For his part, Gayle, who is doing his doctoral studies on transatlantic violence and the drug trade, insists that as one response to the situation, political garrisons must be dismantled.
“There is going to have to be the political will one day to dismantle garrisons. It is as simple as that because even drug distribution is being done within the frame of politics. Whether or not the MPs are aware of it is no longer important,” Gayle argues.
“What is important is that communities, trans-atlantically, move from a JLP community to a JLP community that they create in Britain or in the United States. They distribute drugs along these lines so the political identity remains intact and becomes a part of the political economy of violence.”
Gayle believes that dismantling of the garrisons needed to be done as part of the effort to reintegrate inner cities – which have developed their own value system and mode of doing things over time – into mainstream society.
“A lot of people are JLP and PNP (or) Junglists and Tivolites first, before they are Jamaicans. So we end up almost having states within states,” Gayle says, alluding to the work of criminologist, Dr Anthony Harriott that testifies to this. “Harriott has spent a lot of time outlining how people in inner cities have a political frame of identity and social identity rather than an identity of being Jamaican.”
He adds that their reintegration is of particular importance since while they represent only about 10 per cent of the island’s population of 2.6-million people, they account for an estimated 80 per cent of the homicides.
Taylor threw into the mix the lack of an ideology among pockets of the population, saying he had noticed that in the absence of ideology, “you have a set of people who are not controllable because they don’t really believe in anything.

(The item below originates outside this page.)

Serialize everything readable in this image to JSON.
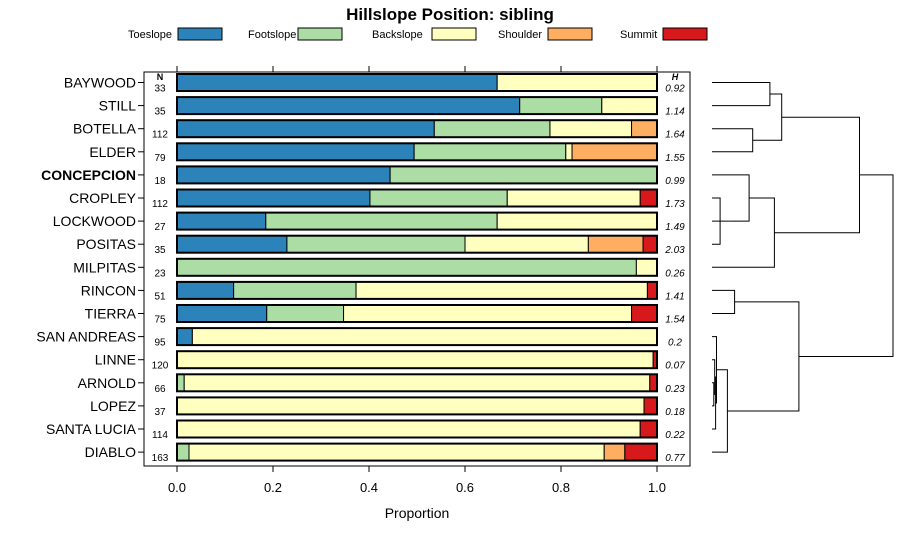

“They believe in the colours of the political party but they do not understand what it is the political party stands for.”
This problem, he notes, is made worse by the sort of political patronage under which many youth grew up, leaving some today unable or otherwise unwilling to enter the labour force.
“As a consequence (of the political patronage of the 70s and 80s) they didn’t develop the kinds of skills, which were necessary for proper integration in the labour force. Furthermore, with this clientelistic approach you have (the emergence of) a sort of parasitic group.
This parasitic group transmitted what I would call a kind of culture of poverty on to the next generation,” he says.
“So whether they are biological sons or not, this kind of dysfunctional socialisation toward the labour force became cultural and became endemic (and) we now have a second generation of young men and probably now a third that doesn’t really have any intention or desire to enter into the labour force.”
Another dimension to the crime problem pinpointed by Gayle was the issue of male pride, a source of many of the crimes being committed, be they rape, robbery or murder. Both he and Taylor underscore the fragility of the masculinity of the Caribbean male, in light of the slavery experience, saying that it is an experience which has left them in constant pursuit of reaffirming their manhood.
“It is male pride that is causing so many deaths; it is the trigger cause of the bulk of our murders in Jamaica. I have seen these guys save for four months to buy one Nike (shoes). And you step on him Nike, yuh fi dead,” Gayle suggests. “It is simple. The man has now found something to put on his foot that has so much of his persona.
The fact is it took four months to buy, it has made girls look at him for the first time, it has brought respect from his peers and you attacked it.”